The team tackles a wide range of language challenges in Irish English. For example, the Irish tend to drop the “h” in “th” and pronounce those letters as a hard “t” or “d,” making “bath” sound like “bat,” or even “bad.” Irish English also has a gill, which means the “r” is pronounced too much. This means the “r” in “party” will be more pronounced than what you’d hear from a Londoner. Alexa must learn and master these speech characteristics.
Kotescu, who is Romanian and lead researcher on the Alexa team in Ireland, said Irish English was “difficult”.
The speech models that underpin Alexa’s language skills have become increasingly advanced in recent years. In 2020, Amazon researchers will teach Alexa speak fluent spanish From English-speaking models.
Mr. Cotescu and team see accents as the next frontier for Alexa’s voice capabilities. Their Irish Alexa relies more on artificial intelligence than actors to model its voice. So Irish Alexa was trained on a relatively small corpus—about 24 hours of recordings of voice actors reciting 2,000 sentences in Irish-accented English.
At first, when Amazon researchers fed Irish recordings into a still-learning Irish Alexa, something strange happened.
Letters and syllables occasionally disappear from the response. The “S” sometimes sticks together. A word or two, sometimes crucial words, are inexplicably slurred and incomprehensible. In at least one instance, Alexa’s female voice dropped a few octaves to sound more masculine. To make matters worse, the male voice sounds distinctly British, a silliness that might surprise some Irish families.

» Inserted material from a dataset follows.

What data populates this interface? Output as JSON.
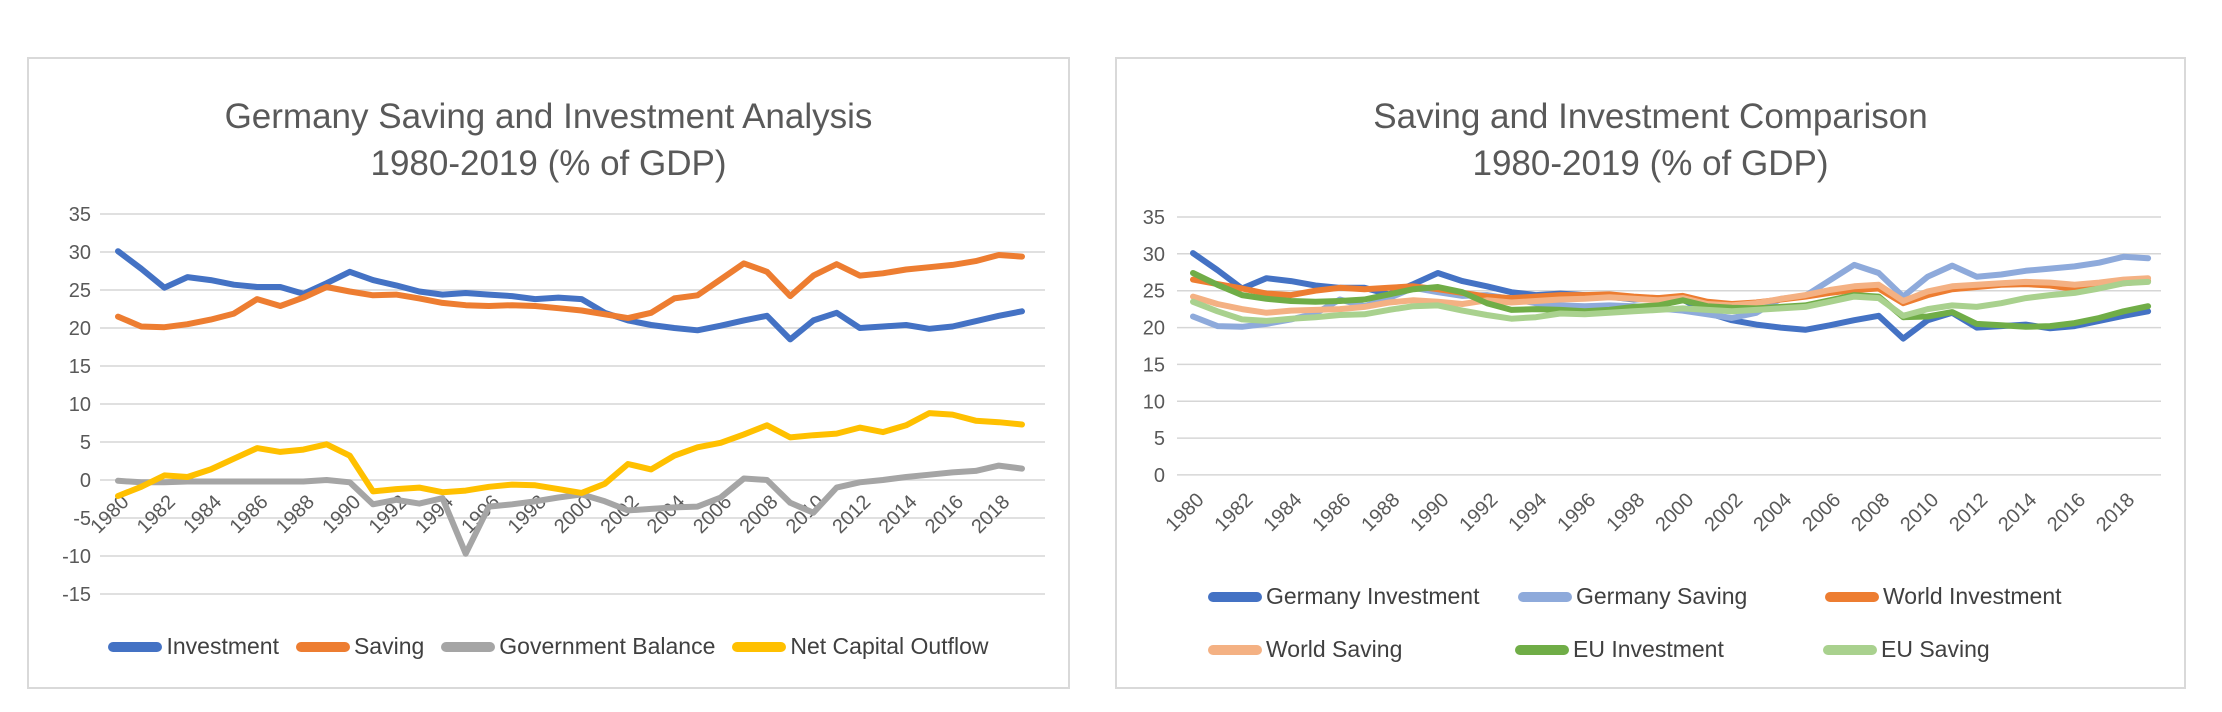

“They’re big black boxes,” Mr. Tinchev, a Bulgarian and Amazon’s chief scientist on the project, said of the speech models. “You have to do a lot of experimentation to tune them.”
That’s what techies did to fix Alexa’s “party” gaffe. They untangle the speech word by word and phoneme (the smallest audible fragment of a word) to pinpoint and fine-tune Alexa’s blunders. They then fed more recorded speech data to Irish Alexa’s speech model to correct pronunciation errors.
Result: The “r” in “party” returns. But then the “p” disappears.
So data scientists go through the same process again. They eventually focused on the phoneme containing the missing “p”. They then fine-tuned the model further so that the “p” sound returned and the “r” didn’t disappear. Alexa has finally learned to talk like a Dubliner.
Two Irish linguists – Elaine Vaughan, who teaches at the University of Limerick, and Kate Tallon, a doctoral student who works in the Phonetics and Speech Laboratory at Trinity College Dublin – — has since given high praise to Irish Alexa’s accent. The way Irish Alexa emphasizes “r’s” and softens “ts” stands out, they say, and Amazon handles the accent correctly overall.
“It sounded very real to me,” Ms. Tarron said.
Amazon researchers said they were pleased with the mostly positive feedback. Their speech model eliminated the Irish accent so quickly it left them hoping to replicate it elsewhere.
“We also plan to extend our approach to accents of languages other than English,” they wrote in a report. January Research Papers About the Irish Alexa Project.